A sus 20 años, Juliana era una chica muy inteligente, confiable e independiente, que cursaba el primer año de Derecho en la UBA y estaba de novia. Un día decidió empezar una dieta que la llevaría no sólo a pesar apenas 37 kilos, sino también a alejarse de sus amigos, a tener que abandonar la facultad, a tiritar permanentemente de frío y a una oscura depresión. “Siempre tuvo temas con su cuerpo porque era rellenita. Me pedía que la llevara al nutricionista, pero nunca lograba estar como ella quería”, cuenta Susana, quien cuando su hija empezó a bajar de peso, se alegró después de tantos años de lucha con su cuerpo.
Todo lo empezó a hacer de forma exagerada. La restricción y selección de los alimentos, los deportes y hasta su manera de hablar era sobreexcitada. Ahí fue también cuando empezaron las mentiras para ocultar su enfermedad. “Una chica que era transparente e incapaz de mentir empezó a armar unas historias y unas excusas increíbles”, relata su padre Daniel, a la vez que recuerda que todo se agudizó durante un viaje de tres meses de Juliana a Washington para asistir a un curso. Cuando antes de regresar pasó a visitar a una amiga, ésta dio la voz de alarma.
En cuanto volvió al país, Juliana empezó un tratamiento integral asistida por un médico, un psicólogo, un psiquiatra y una nutricionista, y cuando les sugirieron una internación, sus padres eligieron atenderla en su casa. “Les dijimos que nosotros nos comprometíamos de lleno a acompañarla porque no había nada más importante. Y ellos recalcaron la necesidad de que toda la familia se involucrara con su recuperación”, dice Daniel.
La anorexia derivó en un cuadro de atracones sin medida, que llevaron a Juliana a luchar con un sobrepeso y a caer en una profunda depresión. “Ella nos pidió que por favor pusiéramos candado a la heladera para no tentarse.

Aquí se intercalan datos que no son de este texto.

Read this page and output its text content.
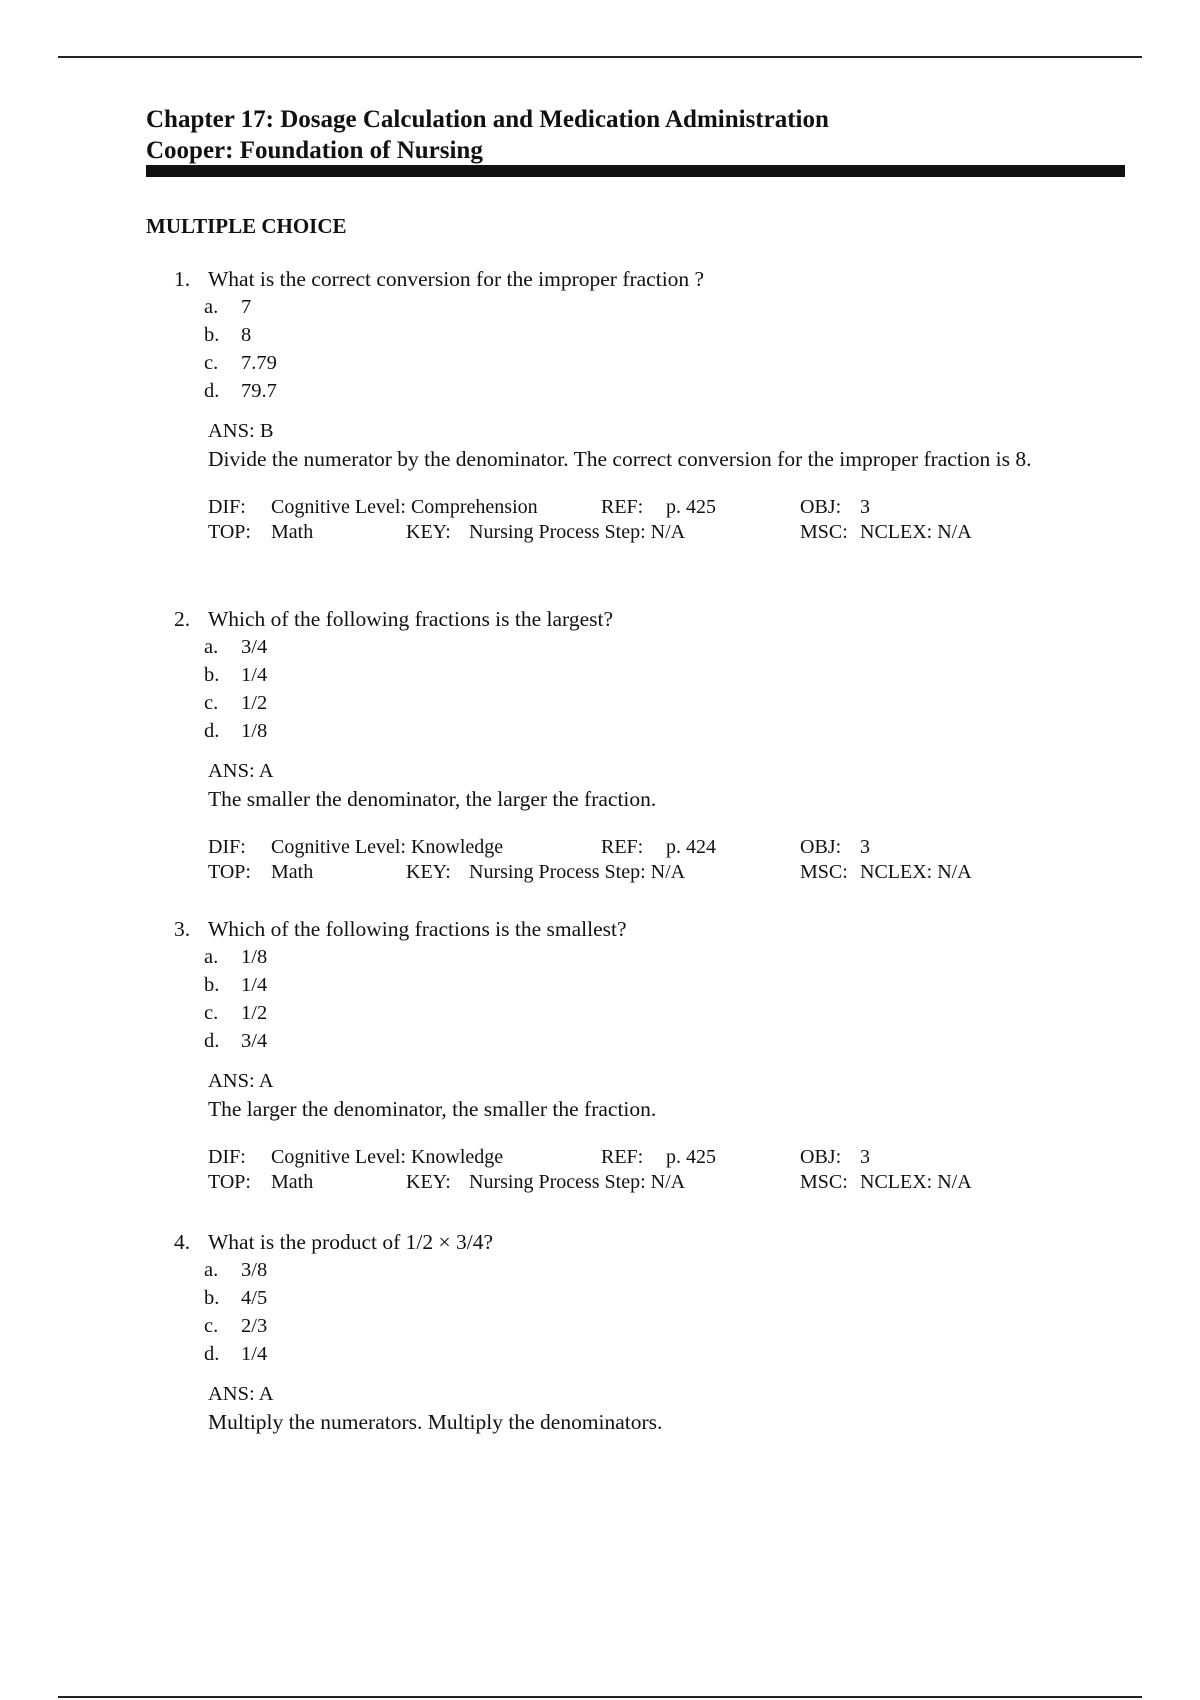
Chapter 17: Dosage Calculation and Medication Administration
Cooper: Foundation of Nursing
MULTIPLE CHOICE
1. What is the correct conversion for the improper fraction ?
a. 7
b. 8
c. 7.79
d. 79.7
ANS: B
Divide the numerator by the denominator. The correct conversion for the improper fraction is 8.
DIF: Cognitive Level: Comprehension	REF: p. 425	OBJ: 3
TOP: Math	KEY: Nursing Process Step: N/A	MSC: NCLEX: N/A
2. Which of the following fractions is the largest?
a. 3/4
b. 1/4
c. 1/2
d. 1/8
ANS: A
The smaller the denominator, the larger the fraction.
DIF: Cognitive Level: Knowledge	REF: p. 424	OBJ: 3
TOP: Math	KEY: Nursing Process Step: N/A	MSC: NCLEX: N/A
3. Which of the following fractions is the smallest?
a. 1/8
b. 1/4
c. 1/2
d. 3/4
ANS: A
The larger the denominator, the smaller the fraction.
DIF: Cognitive Level: Knowledge	REF: p. 425	OBJ: 3
TOP: Math	KEY: Nursing Process Step: N/A	MSC: NCLEX: N/A
4. What is the product of 1/2 × 3/4?
a. 3/8
b. 4/5
c. 2/3
d. 1/4
ANS: A
Multiply the numerators. Multiply the denominators.
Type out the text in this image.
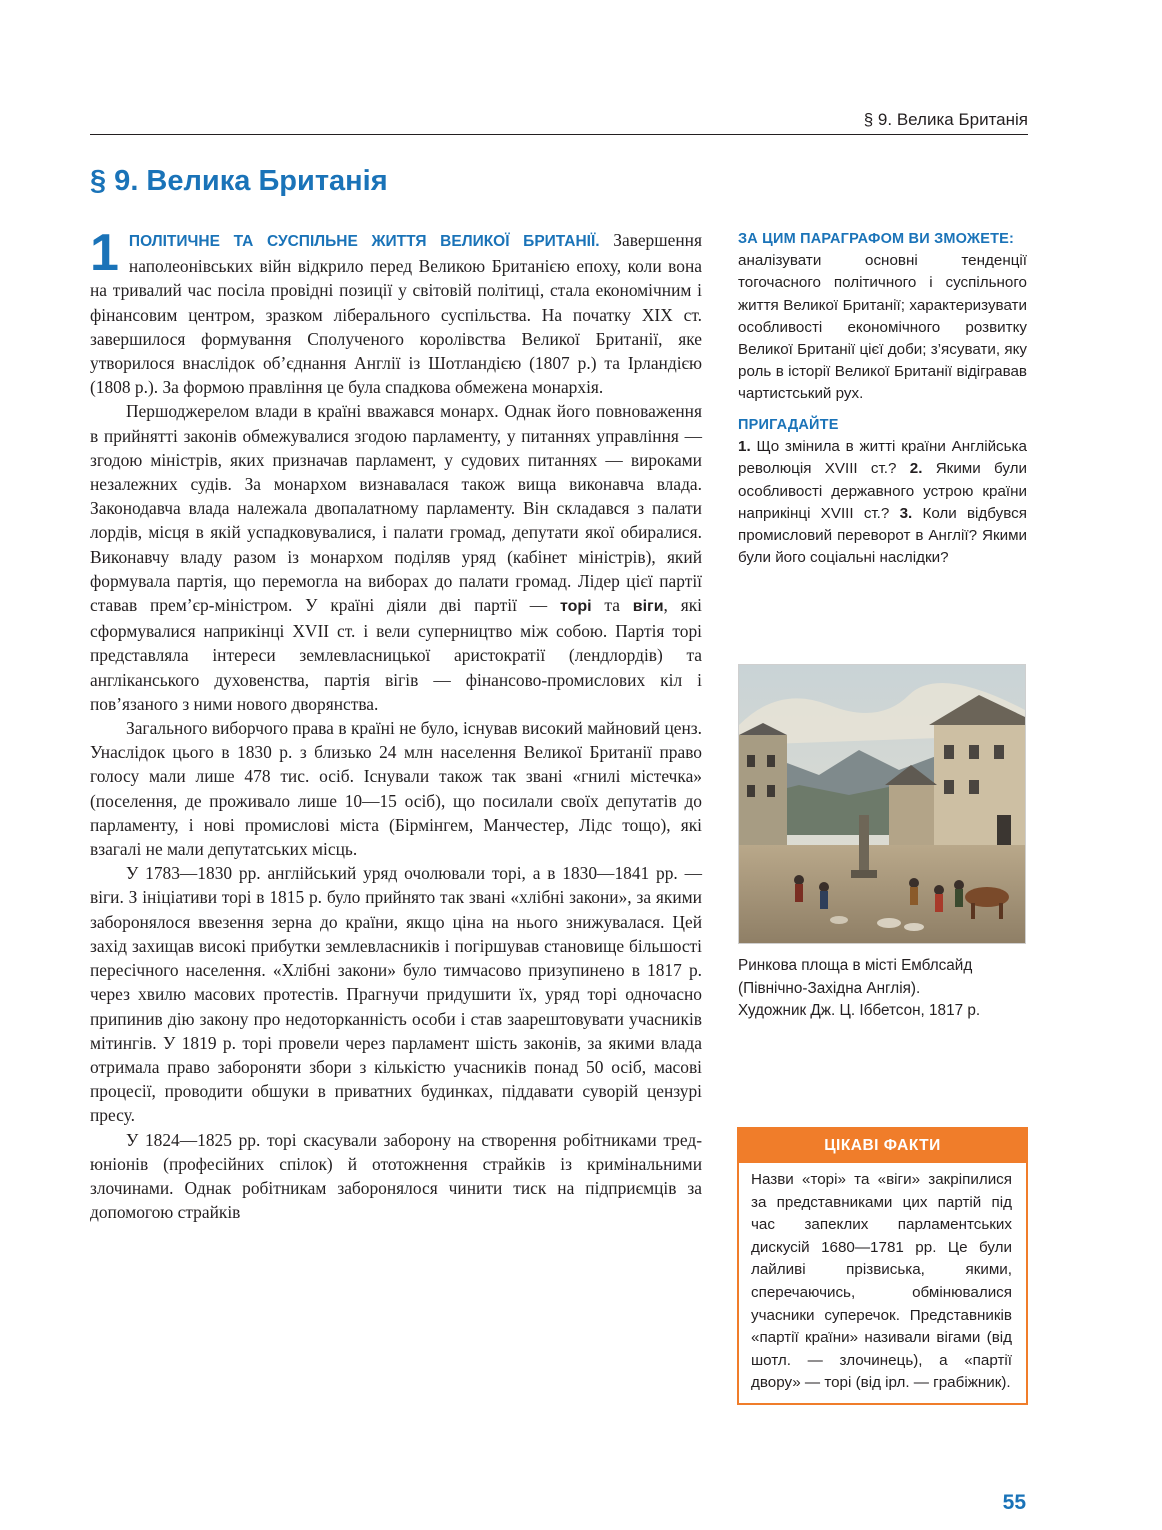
§ 9. Велика Британія
§ 9. Велика Британія

1 ПОЛІТИЧНЕ ТА СУСПІЛЬНЕ ЖИТТЯ ВЕЛИКОЇ БРИТАНІЇ. Завершення наполеонівських війн відкрило перед Великою Британією епоху, коли вона на тривалий час посіла провідні позиції у світовій політиці, стала економічним і фінансовим центром, зразком ліберального суспільства. На початку XIX ст. завершилося формування Сполученого королівства Великої Британії, яке утворилося внаслідок об’єднання Англії із Шотландією (1807 р.) та Ірландією (1808 р.). За формою правління це була спадкова обмежена монархія.

Першоджерелом влади в країні вважався монарх. Однак його повноваження в прийнятті законів обмежувалися згодою парламенту, у питаннях управління — згодою міністрів, яких призначав парламент, у судових питаннях — вироками незалежних судів. За монархом визнавалася також вища виконавча влада. Законодавча влада належала двопалатному парламенту. Він складався з палати лордів, місця в якій успадковувалися, і палати громад, депутати якої обиралися. Виконавчу владу разом із монархом поділяв уряд (кабінет міністрів), який формувала партія, що перемогла на виборах до палати громад. Лідер цієї партії ставав прем’єр-міністром. У країні діяли дві партії — торі та віги, які сформувалися наприкінці XVII ст. і вели суперництво між собою. Партія торі представляла інтереси землевласницької аристократії (лендлордів) та англіканського духовенства, партія вігів — фінансово-промислових кіл і пов’язаного з ними нового дворянства.

Загального виборчого права в країні не було, існував високий майновий ценз. Унаслідок цього в 1830 р. з близько 24 млн населення Великої Британії право голосу мали лише 478 тис. осіб. Існували також так звані «гнилі містечка» (поселення, де проживало лише 10—15 осіб), що посилали своїх депутатів до парламенту, і нові промислові міста (Бірмінгем, Манчестер, Лідс тощо), які взагалі не мали депутатських місць.

У 1783—1830 рр. англійський уряд очолювали торі, а в 1830—1841 рр. — віги. З ініціативи торі в 1815 р. було прийнято так звані «хлібні закони», за якими заборонялося ввезення зерна до країни, якщо ціна на нього знижувалася. Цей захід захищав високі прибутки землевласників і погіршував становище більшості пересічного населення. «Хлібні закони» було тимчасово призупинено в 1817 р. через хвилю масових протестів. Прагнучи придушити їх, уряд торі одночасно припинив дію закону про недоторканність особи і став заарештовувати учасників мітингів. У 1819 р. торі провели через парламент шість законів, за якими влада отримала право забороняти збори з кількістю учасників понад 50 осіб, масові процесії, проводити обшуки в приватних будинках, піддавати суворій цензурі пресу.

У 1824—1825 рр. торі скасували заборону на створення робітниками тред-юніонів (професійних спілок) й ототожнення страйків із кримінальними злочинами. Однак робітникам заборонялося чинити тиск на підприємців за допомогою страйків

ЗА ЦИМ ПАРАГРАФОМ ВИ ЗМОЖЕТЕ:

аналізувати основні тенденції тогочасного політичного і суспільного життя Великої Британії; характеризувати особливості економічного розвитку Великої Британії цієї доби; з’ясувати, яку роль в історії Великої Британії відігравав чартистський рух.

ПРИГАДАЙТЕ

1. Що змінила в житті країни Англійська революція XVIII ст.? 2. Якими були особливості державного устрою країни наприкінці XVIII ст.? 3. Коли відбувся промисловий переворот в Англії? Якими були його соціальні наслідки?

Ринкова площа в місті Емблсайд
(Північно-Західна Англія).
Художник Дж. Ц. Іббетсон, 1817 р.
ЦІКАВІ ФАКТИ
Назви «торі» та «віги» закріпилися за представниками цих партій під час запеклих парламентських дискусій 1680—1781 рр. Це були лайливі прізвиська, якими, сперечаючись, обмінювалися учасники суперечок. Представників «партії країни» називали вігами (від шотл. — злочинець), а «партії двору» — торі (від ірл. — грабіжник).
55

Incluso le empezamos a administrar su plata para que no hiciera compras compulsivas de alimentos. Por suerte ya superamos esa etapa y hoy se sienta a la mesa a comer la misma comida de nosotros, aunque sigue luchando contra sus atracones”, cuenta Susana.
Hoy, Juliana tiene 23 años, está de mucho mejor humor, retomó sus estudios, administra sus medicamentos y su plata y está volviendo a ver a sus amigos de siempre.
Si algo aprendió este matrimonio es que no hay que ocultar la enfermedad. “Lo que nos sirvió mucho es contarlo, ser abiertos con el tema. Incluso siempre la impulsamos a ella a que le contara a sus amigos”, dice Susana, quien junto a su marido, empiezan a ver una luz de esperanza en la recuperación de su hija. “Los especialistas dicen que de este infierno se sale y eso nos tranquiliza. Porque a uno como padre lo que más le preocupa es que sus hijos cuando crezcan puedan manejarse solos y tener una vida normal y ser felices”, concluye Daniel, con la misma calma y el mismo amor con el que junto con Susana, desde hace dos años, vienen demostrándole a su hija que para ellos la prioridad es la familia.